WisDOT chose Alternative 4M — high-level fixed partial offset (revised for business access) — after years of coordination and outreach with stakeholder groups, businesses, industry, the public, and city leaders.
“It’s through this collaborative process of sharing concerns and comments that we were able to come to a consensus on a structure that will meet the needs of Oshkosh for decades to come,” said Tom Buchholz, WisDOT Northeast Region Director. “I’d like to thank the residents and leaders of Oshkosh for all their time and effort devoted to this important design decision.”
The high-level, fixed bridge on a partially offset alignment was chosen among dozens of alternatives provided to the public for comment. It will maintain safe access and passage for all users including motorists, bicyclists, pedestrians, persons with disabilities, and waterway users, and meet the transportation needs of the city.
- Improved safety: The new bridge width and profile will improve safety for all users. The high-level fixed bridge will increase width to accommodate 11-foot travel lanes as well as five-foot bicycle lanes and six-foot sidewalks on both sides.
- Improved traffic flow/boat passage: Allows for improved navigation clearance for boaters and less travel delay for motorists. The new bridge will have a 23-foot vertical clearance, allowing for all boaters to pass under the bridge without need for a lift span that delays motorists.
- Improved multi-modal opportunities: Better accommodations for bicycle and pedestrian travel and links to the river walks on both shores, including the potential to separate the river walks under a new bridge.
- Less future impact: The new bridge will provide roughly 75 years of life before the next major improvement.
- Lowest overall cost compared to new bascule/lift bridge or rehabilitation when evaluated over a 75-year typical bridge life span.
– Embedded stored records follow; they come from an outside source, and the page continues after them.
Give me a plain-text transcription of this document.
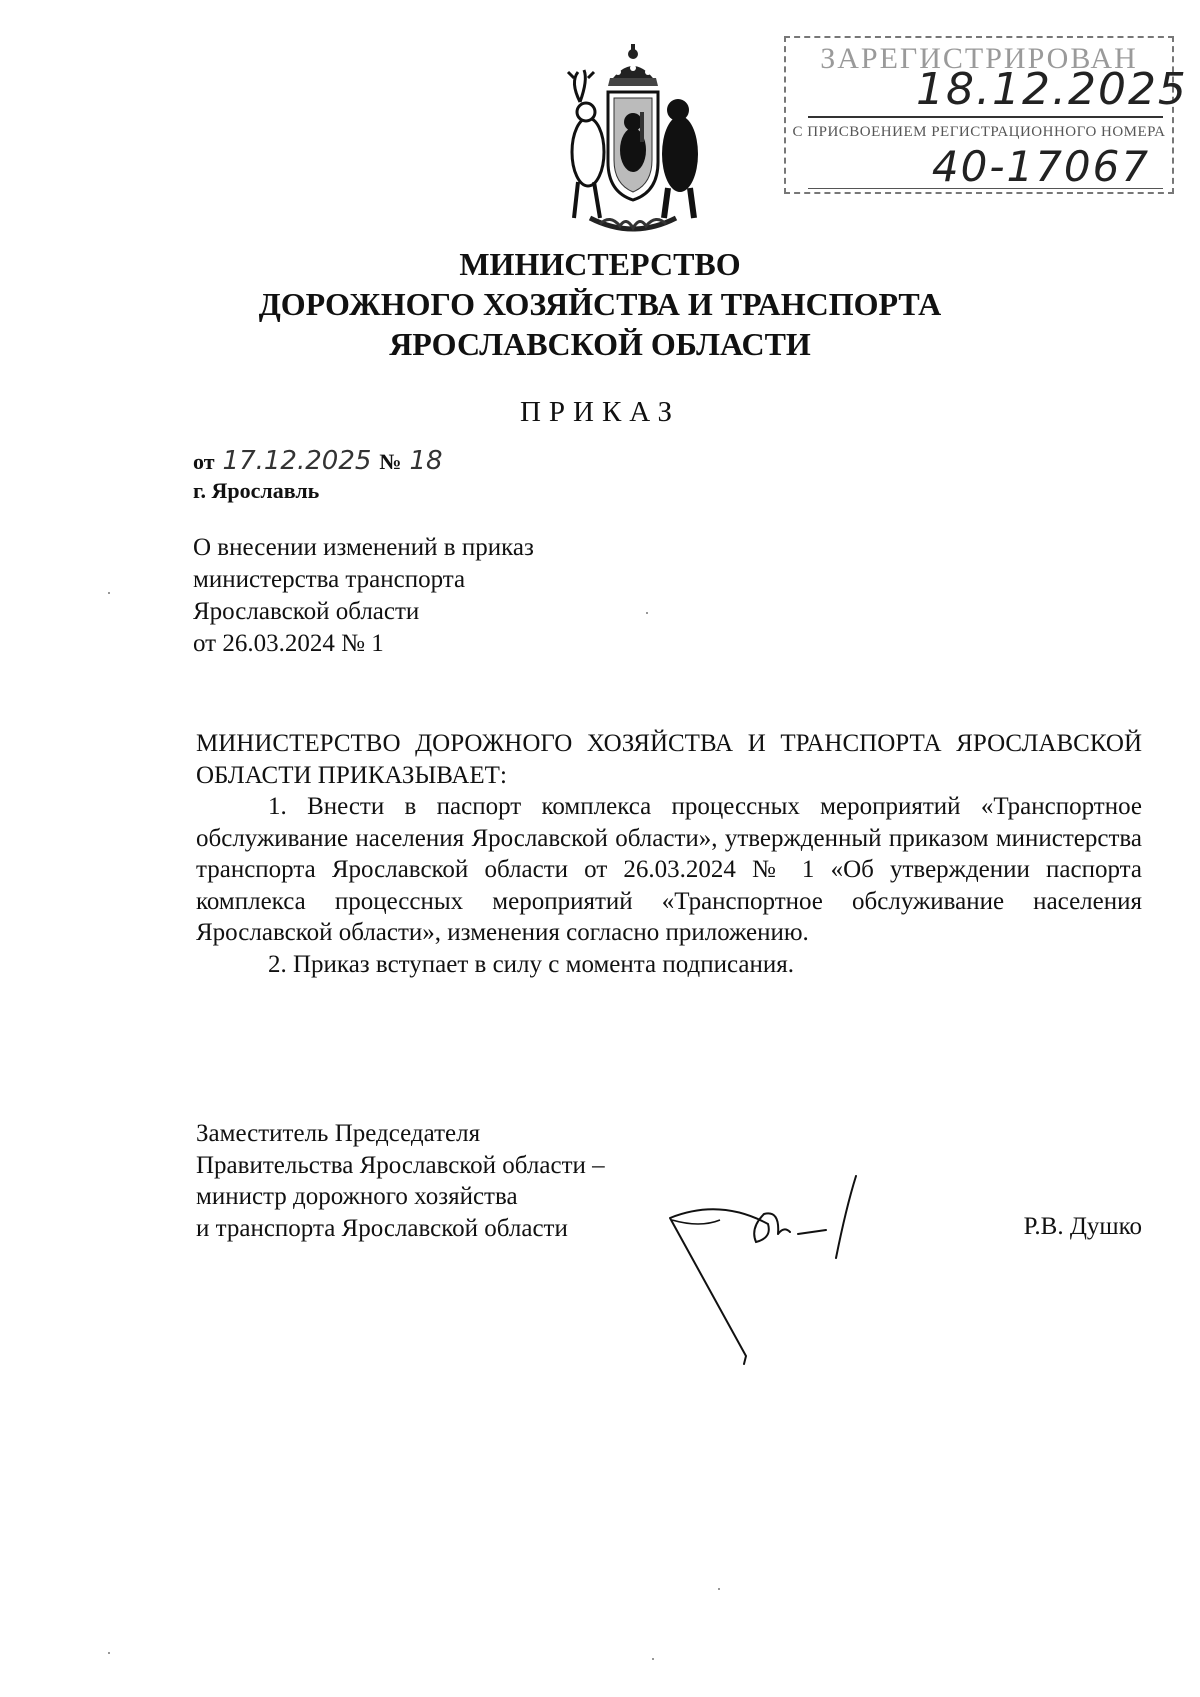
ЗАРЕГИСТРИРОВАН
18.12.2025
С ПРИСВОЕНИЕМ РЕГИСТРАЦИОННОГО НОМЕРА
40-17067
МИНИСТЕРСТВО
ДОРОЖНОГО ХОЗЯЙСТВА И ТРАНСПОРТА
ЯРОСЛАВСКОЙ ОБЛАСТИ
ПРИКАЗ
от 17.12.2025 № 18
г. Ярославль
О внесении изменений в приказ
министерства транспорта
Ярославской области
от 26.03.2024 № 1

МИНИСТЕРСТВО ДОРОЖНОГО ХОЗЯЙСТВА И ТРАНСПОРТА ЯРОСЛАВСКОЙ ОБЛАСТИ ПРИКАЗЫВАЕТ:

1. Внести в паспорт комплекса процессных мероприятий «Транспортное обслуживание населения Ярославской области», утвержденный приказом министерства транспорта Ярославской области от 26.03.2024 № 1 «Об утверждении паспорта комплекса процессных мероприятий «Транспортное обслуживание населения Ярославской области», изменения согласно приложению.

2. Приказ вступает в силу с момента подписания.

Заместитель Председателя
Правительства Ярославской области –
министр дорожного хозяйства
и транспорта Ярославской области	Р.В. Душко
The current estimate for a fixed bridge is in the $19-23 million range. The lift bridge would cost roughly $20-25 million more to construct. Lift bridges have significantly higher maintenance costs throughout the life of the structure. The city will be owner of the new bridge and responsible for maintenance costs.
- Emergency services: Provides a continuous river crossing without interruptions for emergency services.
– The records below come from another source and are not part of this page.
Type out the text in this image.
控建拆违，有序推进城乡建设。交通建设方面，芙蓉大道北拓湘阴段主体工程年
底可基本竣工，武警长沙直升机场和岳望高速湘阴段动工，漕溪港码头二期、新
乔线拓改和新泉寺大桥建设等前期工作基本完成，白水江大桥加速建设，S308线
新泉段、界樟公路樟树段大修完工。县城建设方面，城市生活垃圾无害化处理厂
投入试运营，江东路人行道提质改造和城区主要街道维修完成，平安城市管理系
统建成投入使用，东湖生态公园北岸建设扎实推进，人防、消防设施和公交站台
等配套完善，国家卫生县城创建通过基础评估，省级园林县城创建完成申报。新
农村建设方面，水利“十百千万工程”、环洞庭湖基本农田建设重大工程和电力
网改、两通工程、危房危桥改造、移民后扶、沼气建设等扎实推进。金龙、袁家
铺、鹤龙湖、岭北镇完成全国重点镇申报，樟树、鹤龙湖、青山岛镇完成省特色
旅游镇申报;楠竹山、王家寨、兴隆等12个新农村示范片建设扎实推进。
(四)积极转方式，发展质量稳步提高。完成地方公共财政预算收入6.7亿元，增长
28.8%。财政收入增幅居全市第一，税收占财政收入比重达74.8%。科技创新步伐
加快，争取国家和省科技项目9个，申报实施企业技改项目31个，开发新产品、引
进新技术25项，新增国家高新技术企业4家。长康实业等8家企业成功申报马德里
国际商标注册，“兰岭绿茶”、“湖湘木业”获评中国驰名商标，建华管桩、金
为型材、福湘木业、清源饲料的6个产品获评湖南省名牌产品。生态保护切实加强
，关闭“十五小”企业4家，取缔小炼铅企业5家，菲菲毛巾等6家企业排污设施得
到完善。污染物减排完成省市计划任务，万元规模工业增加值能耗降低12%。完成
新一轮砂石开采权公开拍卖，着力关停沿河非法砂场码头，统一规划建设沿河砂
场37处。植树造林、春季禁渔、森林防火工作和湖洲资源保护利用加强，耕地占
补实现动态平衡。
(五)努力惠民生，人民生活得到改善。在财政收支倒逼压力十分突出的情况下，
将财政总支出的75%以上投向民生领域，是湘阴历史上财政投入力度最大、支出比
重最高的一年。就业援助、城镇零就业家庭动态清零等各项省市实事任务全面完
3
WisDOT initiated a study in 2015 to develop and evaluate a range of potential Fox River crossing alternatives that would address the nearly 70-year-old structure as it nears the end of its service life. The study paused in late 2017 and resumed in 2021. While the bridge is safe and structurally sound, regular inspections have confirmed that maintenance operations will only extend the bridge life a limited number of years and replacement is needed.
WisDOT plans to submit a draft environmental document for review this summer to the Federal Highway Administration. Environmental approvals are anticipated in 2024 and design will continue through 2027. Construction is currently anticipated to begin in 2028.